Saddam’s invasion of Iran failed, however, and the 1990-91 Gulf war ended with the dismantling of Iraq’s nuclear facilities under UN supervision. So Iran’s nuclear weapons programme went back into hibernation.
The next panic was in 1998, when India and Pakistan each tested half a dozen nuclear weapons. Pakistan is a powerful Sunni Muslim state (220 million people) right next-door to Iran, the world’s only major Shia country, so Iran panicked again. In 1999 it secretly restarted its nuclear weapons programme.
That only ran until 2002, however, when the programme was discovered, sanctions were imposed on Iran, and work on nuclear weapons once again ceased. So the ‘mystery’ is solved. The Iranian nuclear weapons programme has not been active for ten years total, let alone ten continuous years.
 However, it is already close enough to nuclear weapons to be a ‘threshold state’, thanks to the work it did, so it was willing to sign the internationally guaranteed ten-year deal to stop all potentially nuclear weapons-related work in 2015.
There is the same constant tug-of-war between the rational actors and the ultra-hawks in Tehran as there is in Washington, Moscow and Beijing. If the grown-ups lose the argument to the extremists in next year’s Iranian election, it will be because Donald Trump pulled out of that deal in 2018 and reimposed sanctions in Iran.

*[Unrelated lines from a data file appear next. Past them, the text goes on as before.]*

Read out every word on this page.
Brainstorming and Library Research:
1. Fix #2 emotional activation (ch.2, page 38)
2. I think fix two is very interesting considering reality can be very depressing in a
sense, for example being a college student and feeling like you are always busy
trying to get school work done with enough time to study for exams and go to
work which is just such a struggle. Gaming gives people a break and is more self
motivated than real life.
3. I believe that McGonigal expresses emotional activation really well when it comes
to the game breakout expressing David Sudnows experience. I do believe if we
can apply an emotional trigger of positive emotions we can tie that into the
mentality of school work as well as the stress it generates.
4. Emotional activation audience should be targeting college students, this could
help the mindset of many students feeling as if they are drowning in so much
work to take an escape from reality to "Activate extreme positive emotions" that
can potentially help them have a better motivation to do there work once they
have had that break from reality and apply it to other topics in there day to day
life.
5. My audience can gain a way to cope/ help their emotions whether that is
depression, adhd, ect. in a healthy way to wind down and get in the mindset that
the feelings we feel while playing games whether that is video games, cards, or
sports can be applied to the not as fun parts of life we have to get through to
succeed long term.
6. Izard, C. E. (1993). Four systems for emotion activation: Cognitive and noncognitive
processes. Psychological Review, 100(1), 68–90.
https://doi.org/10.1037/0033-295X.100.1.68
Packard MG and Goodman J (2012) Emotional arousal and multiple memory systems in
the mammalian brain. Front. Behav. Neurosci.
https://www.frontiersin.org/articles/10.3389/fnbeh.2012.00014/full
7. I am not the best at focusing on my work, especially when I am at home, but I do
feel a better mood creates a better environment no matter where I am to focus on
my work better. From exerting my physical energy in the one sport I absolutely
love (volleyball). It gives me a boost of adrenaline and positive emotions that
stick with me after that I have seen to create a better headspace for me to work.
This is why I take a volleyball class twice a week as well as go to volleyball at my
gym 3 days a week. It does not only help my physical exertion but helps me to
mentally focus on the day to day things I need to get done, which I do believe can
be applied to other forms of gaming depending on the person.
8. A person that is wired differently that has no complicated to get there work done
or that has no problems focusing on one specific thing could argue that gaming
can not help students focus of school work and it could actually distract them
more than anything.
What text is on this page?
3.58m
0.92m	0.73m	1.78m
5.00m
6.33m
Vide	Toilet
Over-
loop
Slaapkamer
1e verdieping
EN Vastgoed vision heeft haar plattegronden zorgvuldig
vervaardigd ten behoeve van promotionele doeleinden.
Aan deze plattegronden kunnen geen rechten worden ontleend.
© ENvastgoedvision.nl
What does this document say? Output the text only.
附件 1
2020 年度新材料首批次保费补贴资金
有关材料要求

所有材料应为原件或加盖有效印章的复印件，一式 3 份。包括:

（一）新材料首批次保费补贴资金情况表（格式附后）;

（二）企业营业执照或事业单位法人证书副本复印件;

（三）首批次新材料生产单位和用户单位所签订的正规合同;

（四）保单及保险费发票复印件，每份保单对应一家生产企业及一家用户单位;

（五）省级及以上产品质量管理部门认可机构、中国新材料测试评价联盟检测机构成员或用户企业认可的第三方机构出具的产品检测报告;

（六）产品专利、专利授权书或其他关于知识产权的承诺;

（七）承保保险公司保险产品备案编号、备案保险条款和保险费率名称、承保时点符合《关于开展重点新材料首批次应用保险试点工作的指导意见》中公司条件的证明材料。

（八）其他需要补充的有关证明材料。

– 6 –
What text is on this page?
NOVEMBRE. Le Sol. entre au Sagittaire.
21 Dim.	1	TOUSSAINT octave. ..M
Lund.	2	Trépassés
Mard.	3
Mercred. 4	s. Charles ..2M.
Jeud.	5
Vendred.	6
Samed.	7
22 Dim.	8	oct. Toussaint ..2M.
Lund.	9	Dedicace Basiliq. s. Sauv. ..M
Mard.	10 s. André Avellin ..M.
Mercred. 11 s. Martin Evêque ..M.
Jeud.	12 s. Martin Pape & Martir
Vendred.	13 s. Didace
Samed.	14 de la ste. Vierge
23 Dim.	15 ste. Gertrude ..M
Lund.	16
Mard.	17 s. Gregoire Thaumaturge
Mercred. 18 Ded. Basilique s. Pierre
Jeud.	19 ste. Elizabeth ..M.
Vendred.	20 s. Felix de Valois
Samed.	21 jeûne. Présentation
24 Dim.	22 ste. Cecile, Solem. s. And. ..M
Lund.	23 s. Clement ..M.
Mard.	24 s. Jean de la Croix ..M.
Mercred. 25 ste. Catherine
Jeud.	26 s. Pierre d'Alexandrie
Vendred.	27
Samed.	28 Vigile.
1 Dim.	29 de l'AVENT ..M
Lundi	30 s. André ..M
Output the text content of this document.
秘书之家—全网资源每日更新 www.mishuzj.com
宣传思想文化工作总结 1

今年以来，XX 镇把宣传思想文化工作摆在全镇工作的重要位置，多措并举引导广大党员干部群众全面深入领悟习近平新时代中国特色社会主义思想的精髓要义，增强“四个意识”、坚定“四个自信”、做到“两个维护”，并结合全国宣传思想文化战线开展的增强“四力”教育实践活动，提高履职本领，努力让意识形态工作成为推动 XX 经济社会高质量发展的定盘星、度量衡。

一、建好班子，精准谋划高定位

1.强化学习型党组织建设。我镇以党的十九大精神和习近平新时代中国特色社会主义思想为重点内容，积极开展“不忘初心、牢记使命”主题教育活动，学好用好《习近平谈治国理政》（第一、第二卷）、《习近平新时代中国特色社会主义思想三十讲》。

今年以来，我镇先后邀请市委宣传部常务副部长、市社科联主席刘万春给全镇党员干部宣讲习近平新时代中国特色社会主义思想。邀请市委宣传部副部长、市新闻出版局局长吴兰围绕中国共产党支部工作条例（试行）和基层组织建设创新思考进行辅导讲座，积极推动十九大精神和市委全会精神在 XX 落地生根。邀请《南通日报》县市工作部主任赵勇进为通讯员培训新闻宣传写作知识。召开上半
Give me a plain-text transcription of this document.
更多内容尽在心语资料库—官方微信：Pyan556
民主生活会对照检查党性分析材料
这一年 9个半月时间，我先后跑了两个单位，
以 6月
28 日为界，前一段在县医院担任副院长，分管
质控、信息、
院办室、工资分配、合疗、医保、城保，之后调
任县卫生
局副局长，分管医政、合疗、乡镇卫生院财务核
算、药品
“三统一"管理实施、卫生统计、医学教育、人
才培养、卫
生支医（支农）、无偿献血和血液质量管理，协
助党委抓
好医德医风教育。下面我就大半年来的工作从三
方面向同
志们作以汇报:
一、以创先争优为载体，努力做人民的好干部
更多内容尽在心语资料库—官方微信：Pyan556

Why did he do that when even his own intelligence services were saying there was no problem? Because the deal was part of Barack Obama’s legacy, which Trump is determined to destroy, and for no better reason.
Israel’s Prime Minister Binyamin Netanyahu does have a rational reason for wanting to destroy the deal, however. His intelligence services also told him that Iran was fulfilling its commitments under the deal, but he needs the Iranian nuclear ‘threat’ in order to win Israeli elections.
Does the phrase ‘rogue states’ spring to mind?